La menace d’une invasion de pèlerins plane sur l’Afrique de l’Est

La région d’Afrique de l’Est est sous l’emprise d’une nouvelle invasion de criquets pèlerins, d’après une alerte lancée par l’Organisation des Nations Unies pour l’Alimentation et l’Agriculture (FAO).

Les pluies abondantes des dernières semaines risquent d’entraîner «une reproduction avec des éclosions et la formation de bandes larvaires supplémentaires (des criquets pèlerins, Ndlr) dans l’Est de l’Éthiopie et dans le nord de la Somalie, avec des envols et la formation d’essaims à partir de fin juin», a averti la FAO dans son dernier rapport.

«Une reproduction locale serait également possible au Kenya, de même qu’une reproduction à petite échelle dans les zones de reproduction estivale du Soudan et de l’ouest de l’Érythrée dès le début des pluies saisonnières», prévient l’agence onusienne.

La FAO fait noter que la nouvelle génération d’essaims immatures devrait en outre, se déplacer vers la région d’Afar dans le nord-est de l’Éthiopie pour la reproduction estivale en août et septembre.

Pour contrer cette nouvelle menace acridienne, l’organisme international préconise le renforcement de la lutte à travers des opérations aériennes de pulvérisation.
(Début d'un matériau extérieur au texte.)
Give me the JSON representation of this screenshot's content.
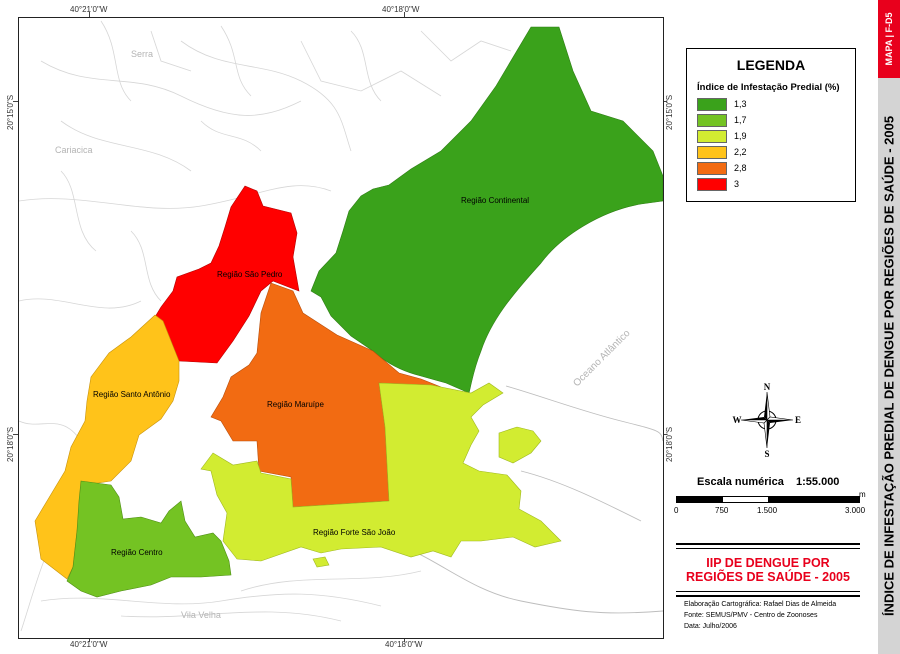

La FAO insiste sur la nécessité de mettre en place des équipes de surveillance et de contrôle au sol pour la détection et la réduction des infestations de bandes larvaires avant qu’elles ne prennent leur envol et ne forment une nouvelle génération d’essaims immatures à partir de fin juin.

Dans la région d’Afrique de l’Est, les invasions acridiennes impactent les moyens de subsistance et pèsent sur la sécurité alimentaire de plus de 10 millions de personnes.

En phase grégaire, un petit essaim de criquets pèlerins consomme en une journée une quantité de nourriture équivalente à celle de 35.000 personnes, fait-on remarquer.

La Fao rappelle enfin, que l’invasion acridienne risque de provoquer un exode rural, un appauvrissement des ménages et une réduction de la main-d’œuvre agricole à cause des énormes dégâts qu’occasionnent les criquets à leur passage dans les champs.